I first found out about this cake through my step father. He grew up in the south of Germany, his mother and grandmother were specialists for traditional bread pudding. He taught me that unpitted cherries create the best result, this thankfully bypasses the pitting and so I enjoy the sweet fruits with all their juiciness. The bread you choose for the batter also has a big effect on the pudding’s taste therefore you should always use the best buns you can get. Mine are from a Swabian bakery, tasty, sweet and spongy soft buns. You can use stale white left over bread but I prefer to bake the pudding with cakey buns which aren’t too hard, they give it a nicer texture in my opinion. When it comes to the fruits I always buy fresh and not canned cherries. Preserved fruits work as well but their taste is watered down and not fresh enough, there’s no crunchiness left.

There’s one thing you should keep in mind when you take the first bite of this cake, mind the pits! I almost injured one of my cousins at one of our family gatherings when I forgot to tell her that I left out the pitting. Luckily, her teeth survived and everybody loved the cake. There is lots of spitting involved so you shouldn’t serve this cake at a formal afternoon tea, keep it for friends you know well!

Kirschenplotzer

Kirschenmichel

For a 25cm / 10″ springform pan you need

sweet cherries, unpitted, rinsed, 1kg / 2 pounds
hazelnuts, chopped, 60g / 2 ounces
sweet soft buns, fresh or stale, cut into cubes, 175g / 6 ounces (around 3-4 buns)
milk 350 ml / 12 ounces
organic eggs 3
a pinch of salt
butter, soft, 100g / 3.5 ounces
sugar 120g / 4 ouces
Kirsch liqueur 2 tablespoons
plain flour 100g / 3.5 ounces
baking powder 2 1/2 teaspoons
ground cinnamon 2 1/2 teaspoons
cloves, crushed, 4
breadcrumbs to line the pan

Set the oven to 180°C / 355°F (fan-assisted oven), butter and line the springform pan with breadcrumbs.

Bring the milk to the boil, put the chopped bread in a big bowl and soak it in the milk for a few minutes.

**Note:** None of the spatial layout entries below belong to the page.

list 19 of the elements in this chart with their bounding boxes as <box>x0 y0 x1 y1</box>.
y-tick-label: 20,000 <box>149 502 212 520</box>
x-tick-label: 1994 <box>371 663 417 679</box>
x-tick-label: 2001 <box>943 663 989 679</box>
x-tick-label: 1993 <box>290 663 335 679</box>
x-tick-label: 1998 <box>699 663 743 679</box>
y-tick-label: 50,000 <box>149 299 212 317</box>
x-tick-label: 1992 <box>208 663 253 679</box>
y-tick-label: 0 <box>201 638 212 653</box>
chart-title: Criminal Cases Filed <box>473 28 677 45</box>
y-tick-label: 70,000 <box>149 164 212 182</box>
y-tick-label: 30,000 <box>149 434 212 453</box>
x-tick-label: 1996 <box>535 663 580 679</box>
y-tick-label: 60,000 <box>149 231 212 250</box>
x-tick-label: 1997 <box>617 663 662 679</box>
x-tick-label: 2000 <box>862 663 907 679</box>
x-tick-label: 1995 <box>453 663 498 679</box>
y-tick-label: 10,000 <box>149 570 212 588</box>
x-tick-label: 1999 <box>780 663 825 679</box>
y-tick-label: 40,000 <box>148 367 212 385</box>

Beat the egg whites and salt till stiff.

Mix the butter and sugar till fluffy, add the egg yolks and Kirsch liqueur and mix for 2 minutes till creamy. Stir in the soaked buns with a spoon and mix well.

Combine the flour, baking powder and spices and stir into the butter egg mixture with a wooden spoon. When it’s well combined stir in the stiff egg whites. Add the cherries and nuts and pour into the springform pan.

Bake for 50 minutes or until golden brown. Check with a skewer, it should come out clean. Let the cake cool down for a few minutes.

You should keep the Kirschenmichel in the fridge but always serve it at room temperature!